The third recurring theme that I have planned (as of now) is the McNulty watch. Let’s start there. My boy is back off the wagon and in one hour he has successfully stumbled around drunk in two scenes, cheated on his wife, and cursed the people he works with. Fortunately, in the upside down world of Jimmy McNulty, this makes him a better police. You can see it in his eyes. It’s embarrassing, but I get chills just thinking about the next nine hours of him taking it to Marlo (the current most powerful drug dealer in the city.)

There was only one subtlety that I picked up last night that really cracked me up. In a scene where Michael, an up and coming drug dealer, is playing Connect Four with his little brother, there is a crappy cliché of a forensic cop drama on the TV in the background. Perfect.

As for Omar's wisdom. Like I said, bad dude, and full of great takes on society as a whole. He often kills without hesitation, yet time and again he is the most principled, sensitive (in his own way,) and astute observer around. That being said, he didn’t appear in episode one and that leaves me with nothing. So standing in for him today is Norman, one of Mayor Carcetti’s confidants. In a scene where they are discussing the merits of accepting state money to bail the city out of its deficit, he tells the mayor that without the money he is “Just a weak ass mayor of a broke ass city.” Succint and poetic. A strong fill in.

Okay, there will be one more feature that is more housekeeping than anything else. At the beginning of every episode we are shown a quote that either sums up the feel of the ensuing drama or is just too good not to highlight. Every night, my wife and I compete to guess who will be the deliverer of the quote. So far, over the course of 51 episodes I am up two to one. Sad I know, but when you try it you will see how difficult it can be.

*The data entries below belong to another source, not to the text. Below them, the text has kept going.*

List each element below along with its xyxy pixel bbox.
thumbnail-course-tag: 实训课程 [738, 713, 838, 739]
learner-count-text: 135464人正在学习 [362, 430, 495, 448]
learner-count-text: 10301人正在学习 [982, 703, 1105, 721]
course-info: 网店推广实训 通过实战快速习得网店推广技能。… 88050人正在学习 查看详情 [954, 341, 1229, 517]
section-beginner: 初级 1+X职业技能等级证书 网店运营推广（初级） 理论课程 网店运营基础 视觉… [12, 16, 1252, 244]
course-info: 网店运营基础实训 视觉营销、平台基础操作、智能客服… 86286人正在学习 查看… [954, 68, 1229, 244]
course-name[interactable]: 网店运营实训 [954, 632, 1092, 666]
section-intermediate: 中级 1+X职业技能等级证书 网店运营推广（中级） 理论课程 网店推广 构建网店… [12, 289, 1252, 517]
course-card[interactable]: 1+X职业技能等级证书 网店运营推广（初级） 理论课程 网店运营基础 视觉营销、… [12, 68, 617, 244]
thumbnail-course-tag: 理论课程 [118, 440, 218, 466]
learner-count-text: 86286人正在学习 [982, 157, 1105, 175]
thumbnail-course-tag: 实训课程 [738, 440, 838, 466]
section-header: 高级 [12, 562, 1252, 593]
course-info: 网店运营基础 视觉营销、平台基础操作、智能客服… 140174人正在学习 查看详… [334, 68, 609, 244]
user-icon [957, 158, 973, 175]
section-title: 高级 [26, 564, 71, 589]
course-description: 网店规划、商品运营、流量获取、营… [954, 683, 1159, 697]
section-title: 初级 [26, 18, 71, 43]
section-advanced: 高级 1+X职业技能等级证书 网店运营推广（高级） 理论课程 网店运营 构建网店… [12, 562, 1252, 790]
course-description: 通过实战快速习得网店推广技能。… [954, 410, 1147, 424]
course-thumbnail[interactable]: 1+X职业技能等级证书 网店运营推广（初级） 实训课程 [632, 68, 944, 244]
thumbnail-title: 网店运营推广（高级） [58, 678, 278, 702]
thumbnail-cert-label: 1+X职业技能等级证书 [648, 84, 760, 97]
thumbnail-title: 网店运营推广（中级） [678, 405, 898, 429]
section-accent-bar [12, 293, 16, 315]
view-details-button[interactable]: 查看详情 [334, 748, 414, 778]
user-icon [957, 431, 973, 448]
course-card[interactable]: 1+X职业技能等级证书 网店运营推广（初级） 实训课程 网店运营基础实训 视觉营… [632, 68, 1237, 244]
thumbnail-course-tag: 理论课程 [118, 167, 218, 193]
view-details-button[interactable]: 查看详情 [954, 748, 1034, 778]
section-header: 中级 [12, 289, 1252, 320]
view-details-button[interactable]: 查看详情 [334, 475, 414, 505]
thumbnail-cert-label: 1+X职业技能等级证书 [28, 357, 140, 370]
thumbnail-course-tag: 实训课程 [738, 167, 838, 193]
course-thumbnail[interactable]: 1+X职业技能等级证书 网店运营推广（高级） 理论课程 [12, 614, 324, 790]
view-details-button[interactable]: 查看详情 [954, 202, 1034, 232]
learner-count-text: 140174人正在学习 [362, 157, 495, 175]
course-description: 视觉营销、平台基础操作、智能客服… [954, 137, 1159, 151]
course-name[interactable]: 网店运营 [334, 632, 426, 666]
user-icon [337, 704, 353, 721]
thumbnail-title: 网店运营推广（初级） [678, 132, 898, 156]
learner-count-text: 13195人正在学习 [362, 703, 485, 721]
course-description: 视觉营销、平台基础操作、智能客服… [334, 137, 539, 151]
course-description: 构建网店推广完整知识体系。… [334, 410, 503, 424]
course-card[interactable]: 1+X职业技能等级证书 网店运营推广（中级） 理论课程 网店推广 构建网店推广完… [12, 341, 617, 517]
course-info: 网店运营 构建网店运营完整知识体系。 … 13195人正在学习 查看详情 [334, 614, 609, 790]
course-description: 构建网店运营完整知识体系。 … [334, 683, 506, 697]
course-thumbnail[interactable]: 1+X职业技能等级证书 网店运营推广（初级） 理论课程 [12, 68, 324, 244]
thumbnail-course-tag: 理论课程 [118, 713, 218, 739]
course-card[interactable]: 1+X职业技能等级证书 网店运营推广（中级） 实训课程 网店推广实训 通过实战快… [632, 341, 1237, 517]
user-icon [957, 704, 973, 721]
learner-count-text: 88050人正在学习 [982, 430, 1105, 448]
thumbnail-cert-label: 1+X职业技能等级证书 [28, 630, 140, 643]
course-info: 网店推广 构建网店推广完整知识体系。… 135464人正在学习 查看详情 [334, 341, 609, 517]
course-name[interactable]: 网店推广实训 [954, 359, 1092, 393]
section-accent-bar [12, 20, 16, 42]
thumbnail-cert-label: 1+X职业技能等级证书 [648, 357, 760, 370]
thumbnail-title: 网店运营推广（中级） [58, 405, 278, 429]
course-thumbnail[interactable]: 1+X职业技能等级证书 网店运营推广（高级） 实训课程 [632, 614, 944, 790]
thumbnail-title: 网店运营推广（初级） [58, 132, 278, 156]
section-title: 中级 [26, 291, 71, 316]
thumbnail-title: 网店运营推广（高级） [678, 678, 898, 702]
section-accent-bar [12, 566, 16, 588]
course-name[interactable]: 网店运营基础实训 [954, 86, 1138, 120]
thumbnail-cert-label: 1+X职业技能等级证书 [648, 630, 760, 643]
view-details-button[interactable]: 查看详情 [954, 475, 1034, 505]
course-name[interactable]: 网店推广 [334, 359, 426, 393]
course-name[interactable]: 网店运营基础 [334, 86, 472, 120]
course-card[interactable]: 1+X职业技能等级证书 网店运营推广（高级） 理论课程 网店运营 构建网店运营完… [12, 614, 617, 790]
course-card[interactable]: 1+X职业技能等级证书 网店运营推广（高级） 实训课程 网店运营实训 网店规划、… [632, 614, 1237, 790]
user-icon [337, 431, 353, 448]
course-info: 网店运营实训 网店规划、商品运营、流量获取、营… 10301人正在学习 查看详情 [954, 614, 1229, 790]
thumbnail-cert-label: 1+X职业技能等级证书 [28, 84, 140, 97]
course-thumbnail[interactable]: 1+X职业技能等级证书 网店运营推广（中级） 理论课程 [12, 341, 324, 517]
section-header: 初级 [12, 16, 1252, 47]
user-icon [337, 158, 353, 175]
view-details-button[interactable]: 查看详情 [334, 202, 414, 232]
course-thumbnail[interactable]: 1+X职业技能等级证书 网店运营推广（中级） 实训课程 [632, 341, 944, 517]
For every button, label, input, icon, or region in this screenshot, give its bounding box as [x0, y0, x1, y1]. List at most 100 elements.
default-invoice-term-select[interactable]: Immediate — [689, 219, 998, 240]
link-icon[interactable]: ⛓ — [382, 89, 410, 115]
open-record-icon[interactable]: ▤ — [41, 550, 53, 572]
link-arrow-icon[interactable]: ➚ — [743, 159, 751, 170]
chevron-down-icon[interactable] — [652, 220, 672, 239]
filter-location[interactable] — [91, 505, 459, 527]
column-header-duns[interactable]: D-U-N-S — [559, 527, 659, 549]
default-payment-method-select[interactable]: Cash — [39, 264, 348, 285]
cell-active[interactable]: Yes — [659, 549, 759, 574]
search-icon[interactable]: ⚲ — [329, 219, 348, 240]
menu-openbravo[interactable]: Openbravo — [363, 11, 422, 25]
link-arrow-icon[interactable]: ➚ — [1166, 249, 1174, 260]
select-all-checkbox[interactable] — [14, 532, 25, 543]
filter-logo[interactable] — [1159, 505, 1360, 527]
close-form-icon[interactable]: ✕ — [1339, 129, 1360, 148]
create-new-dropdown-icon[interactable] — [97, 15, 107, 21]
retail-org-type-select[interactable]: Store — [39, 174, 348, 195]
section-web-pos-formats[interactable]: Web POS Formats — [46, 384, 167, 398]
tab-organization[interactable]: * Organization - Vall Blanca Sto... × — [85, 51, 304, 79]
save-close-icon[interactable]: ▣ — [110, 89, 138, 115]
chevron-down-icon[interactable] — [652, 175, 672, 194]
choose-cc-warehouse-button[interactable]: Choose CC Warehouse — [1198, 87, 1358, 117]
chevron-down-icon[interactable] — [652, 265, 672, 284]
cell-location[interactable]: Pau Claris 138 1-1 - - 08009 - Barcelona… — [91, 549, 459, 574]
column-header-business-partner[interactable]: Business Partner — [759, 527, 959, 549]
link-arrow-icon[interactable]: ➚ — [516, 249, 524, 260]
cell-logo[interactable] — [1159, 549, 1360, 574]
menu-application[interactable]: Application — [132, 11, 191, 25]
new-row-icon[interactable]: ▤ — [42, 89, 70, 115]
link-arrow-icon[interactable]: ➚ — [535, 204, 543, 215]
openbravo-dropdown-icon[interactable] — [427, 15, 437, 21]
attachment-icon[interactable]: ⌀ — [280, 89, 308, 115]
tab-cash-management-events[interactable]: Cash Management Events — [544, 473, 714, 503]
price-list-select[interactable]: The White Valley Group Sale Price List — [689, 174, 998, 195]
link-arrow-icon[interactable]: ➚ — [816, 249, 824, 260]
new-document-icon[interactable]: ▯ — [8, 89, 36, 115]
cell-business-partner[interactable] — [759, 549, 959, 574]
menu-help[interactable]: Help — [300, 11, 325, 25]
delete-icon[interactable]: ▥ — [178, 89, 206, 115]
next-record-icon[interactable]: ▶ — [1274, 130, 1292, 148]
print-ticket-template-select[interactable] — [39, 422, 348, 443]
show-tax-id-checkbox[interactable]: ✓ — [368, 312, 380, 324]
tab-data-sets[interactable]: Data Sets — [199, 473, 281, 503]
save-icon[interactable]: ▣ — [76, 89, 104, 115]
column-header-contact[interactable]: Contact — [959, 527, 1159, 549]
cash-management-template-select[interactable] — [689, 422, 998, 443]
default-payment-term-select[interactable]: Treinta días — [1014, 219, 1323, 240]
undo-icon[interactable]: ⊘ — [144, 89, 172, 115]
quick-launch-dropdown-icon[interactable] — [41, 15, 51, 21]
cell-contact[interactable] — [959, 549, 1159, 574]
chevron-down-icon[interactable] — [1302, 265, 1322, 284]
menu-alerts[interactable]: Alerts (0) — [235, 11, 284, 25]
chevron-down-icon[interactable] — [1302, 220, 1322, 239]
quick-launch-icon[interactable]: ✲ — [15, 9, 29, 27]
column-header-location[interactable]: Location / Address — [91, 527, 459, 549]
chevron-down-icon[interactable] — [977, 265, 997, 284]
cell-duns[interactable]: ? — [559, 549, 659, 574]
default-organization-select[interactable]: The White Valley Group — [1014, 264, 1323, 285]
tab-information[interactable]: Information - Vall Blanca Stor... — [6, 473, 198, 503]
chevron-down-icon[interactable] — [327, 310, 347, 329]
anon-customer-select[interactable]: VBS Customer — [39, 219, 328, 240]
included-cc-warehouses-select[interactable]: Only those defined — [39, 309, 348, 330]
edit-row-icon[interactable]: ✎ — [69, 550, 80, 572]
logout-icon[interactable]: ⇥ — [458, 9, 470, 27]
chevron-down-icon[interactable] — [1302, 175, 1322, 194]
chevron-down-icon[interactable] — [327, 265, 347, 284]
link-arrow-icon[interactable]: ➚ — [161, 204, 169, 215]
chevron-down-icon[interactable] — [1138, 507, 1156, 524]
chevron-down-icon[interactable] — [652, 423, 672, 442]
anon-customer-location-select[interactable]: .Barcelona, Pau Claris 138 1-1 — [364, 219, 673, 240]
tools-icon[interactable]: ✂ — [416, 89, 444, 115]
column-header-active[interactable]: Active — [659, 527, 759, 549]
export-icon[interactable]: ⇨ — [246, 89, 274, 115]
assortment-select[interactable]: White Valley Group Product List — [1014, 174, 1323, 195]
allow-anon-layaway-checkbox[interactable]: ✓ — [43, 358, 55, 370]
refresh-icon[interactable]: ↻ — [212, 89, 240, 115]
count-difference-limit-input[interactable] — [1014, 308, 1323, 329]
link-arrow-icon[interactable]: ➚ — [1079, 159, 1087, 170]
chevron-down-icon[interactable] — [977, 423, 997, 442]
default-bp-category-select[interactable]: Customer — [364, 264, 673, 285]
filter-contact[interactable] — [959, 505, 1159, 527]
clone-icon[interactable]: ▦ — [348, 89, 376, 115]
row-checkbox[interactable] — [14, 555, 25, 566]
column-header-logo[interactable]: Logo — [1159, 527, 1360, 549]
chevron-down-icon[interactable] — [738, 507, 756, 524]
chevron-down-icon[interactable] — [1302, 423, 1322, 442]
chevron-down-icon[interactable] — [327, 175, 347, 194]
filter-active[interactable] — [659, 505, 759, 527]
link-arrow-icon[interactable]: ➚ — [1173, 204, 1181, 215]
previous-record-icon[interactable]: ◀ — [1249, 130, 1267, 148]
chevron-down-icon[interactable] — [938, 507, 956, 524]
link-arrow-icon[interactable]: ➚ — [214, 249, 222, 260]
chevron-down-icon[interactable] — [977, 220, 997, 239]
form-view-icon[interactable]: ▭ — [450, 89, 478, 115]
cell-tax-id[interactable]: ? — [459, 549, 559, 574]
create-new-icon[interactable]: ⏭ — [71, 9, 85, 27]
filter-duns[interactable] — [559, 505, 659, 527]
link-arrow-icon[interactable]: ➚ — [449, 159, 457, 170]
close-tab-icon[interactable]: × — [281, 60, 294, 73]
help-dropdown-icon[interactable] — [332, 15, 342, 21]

Last night’s quote was from Bunk Moreland, a staple in this game. “The bigger the lie, the more they believe.” This winds up being in reference to some interesting interrogation practices that the detectives use involving an office copier standing in for a polygraph machine. We were out of practice last night and so excited to be watching in HD for the first time that we forgot to guess. My lead is safe for now. I just need to keep distracting my wife with popcorn at the beginning of each episode and my success is assured.